Adolescence is a critical stage of rapid biological, emotional and social change and development. Adolescents and young adults (AYA) with asthma and allergies need to develop the knowledge and skills to self-manage their health independently. Healthcare professionals (HCP), parents and their wider network play an essential role in supporting AYA in this process. Previous work showed significant limitations in transition care across Europe. In 2020, the first evidence-based guideline on effective transition for AYA with asthma and allergies was published by EAACI. We herein summarize practical resources to support this guideline’s implementation in clinical practice.
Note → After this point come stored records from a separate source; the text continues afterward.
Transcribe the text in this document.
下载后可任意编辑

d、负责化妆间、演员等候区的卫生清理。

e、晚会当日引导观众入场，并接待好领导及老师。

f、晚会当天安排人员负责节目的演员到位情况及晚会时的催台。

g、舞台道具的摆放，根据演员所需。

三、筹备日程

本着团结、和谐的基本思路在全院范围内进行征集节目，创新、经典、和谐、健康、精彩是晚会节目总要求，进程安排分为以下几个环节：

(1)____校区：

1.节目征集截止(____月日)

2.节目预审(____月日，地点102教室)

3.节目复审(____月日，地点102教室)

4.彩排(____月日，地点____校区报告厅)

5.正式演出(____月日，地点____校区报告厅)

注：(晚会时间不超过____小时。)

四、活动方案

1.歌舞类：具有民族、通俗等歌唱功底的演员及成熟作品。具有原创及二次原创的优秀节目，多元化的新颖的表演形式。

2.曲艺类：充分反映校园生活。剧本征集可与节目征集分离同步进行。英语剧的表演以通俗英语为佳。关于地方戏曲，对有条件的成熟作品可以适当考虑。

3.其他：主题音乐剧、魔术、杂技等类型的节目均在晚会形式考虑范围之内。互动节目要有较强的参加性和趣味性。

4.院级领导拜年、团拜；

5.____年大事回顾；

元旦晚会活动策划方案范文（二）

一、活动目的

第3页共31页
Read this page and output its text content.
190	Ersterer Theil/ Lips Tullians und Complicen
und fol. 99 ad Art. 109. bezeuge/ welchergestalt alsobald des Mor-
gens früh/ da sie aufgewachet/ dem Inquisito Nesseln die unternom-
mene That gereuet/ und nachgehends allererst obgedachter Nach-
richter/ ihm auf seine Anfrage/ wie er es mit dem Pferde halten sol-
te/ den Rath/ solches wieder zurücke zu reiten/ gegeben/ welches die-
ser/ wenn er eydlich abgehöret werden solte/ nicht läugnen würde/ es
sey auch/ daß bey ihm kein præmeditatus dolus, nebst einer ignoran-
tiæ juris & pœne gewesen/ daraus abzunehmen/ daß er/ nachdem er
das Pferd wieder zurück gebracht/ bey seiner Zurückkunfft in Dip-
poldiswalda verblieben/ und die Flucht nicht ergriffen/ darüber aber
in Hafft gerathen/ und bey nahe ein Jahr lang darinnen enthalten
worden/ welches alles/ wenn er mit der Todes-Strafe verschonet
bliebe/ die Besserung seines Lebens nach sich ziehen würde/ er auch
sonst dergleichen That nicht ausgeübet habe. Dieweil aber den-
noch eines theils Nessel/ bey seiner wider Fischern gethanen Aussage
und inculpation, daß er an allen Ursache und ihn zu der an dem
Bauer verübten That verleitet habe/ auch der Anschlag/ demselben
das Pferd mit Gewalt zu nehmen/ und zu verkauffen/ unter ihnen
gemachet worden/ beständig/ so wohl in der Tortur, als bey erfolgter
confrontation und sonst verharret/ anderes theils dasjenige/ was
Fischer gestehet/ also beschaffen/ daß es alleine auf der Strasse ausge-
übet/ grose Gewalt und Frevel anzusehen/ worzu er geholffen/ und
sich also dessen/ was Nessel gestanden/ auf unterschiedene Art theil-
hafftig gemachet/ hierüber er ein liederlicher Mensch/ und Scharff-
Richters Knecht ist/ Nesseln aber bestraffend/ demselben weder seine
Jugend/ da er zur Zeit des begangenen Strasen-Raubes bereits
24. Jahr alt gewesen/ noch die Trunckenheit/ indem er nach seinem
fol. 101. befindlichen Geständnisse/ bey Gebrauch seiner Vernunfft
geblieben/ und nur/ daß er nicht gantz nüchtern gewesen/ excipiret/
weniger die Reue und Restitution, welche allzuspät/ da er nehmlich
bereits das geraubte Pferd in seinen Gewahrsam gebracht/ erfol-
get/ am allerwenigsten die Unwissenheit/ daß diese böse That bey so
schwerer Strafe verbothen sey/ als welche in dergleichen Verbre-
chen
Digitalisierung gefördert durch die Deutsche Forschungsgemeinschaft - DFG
For this purpose, multi-stakeholder Task Force members searched for resources in peer review journals and grey literature. These resources were included if relevant and of good quality, and were pragmatically rated for their evidence-basis and user friendliness. Resources identified covered a range of topics and targeted healthcare professionals, AYA, parents/carers, schools, workplace, and wider community. Most resources were in English, web-based and had limited evidence-basis. This position paper provides a valuable selection of practical resources for all stakeholders to support effective transitional care for AYA with asthma and allergies. Future research should focus on developing validated, patient-centred tools to further assist evidence-based transition care.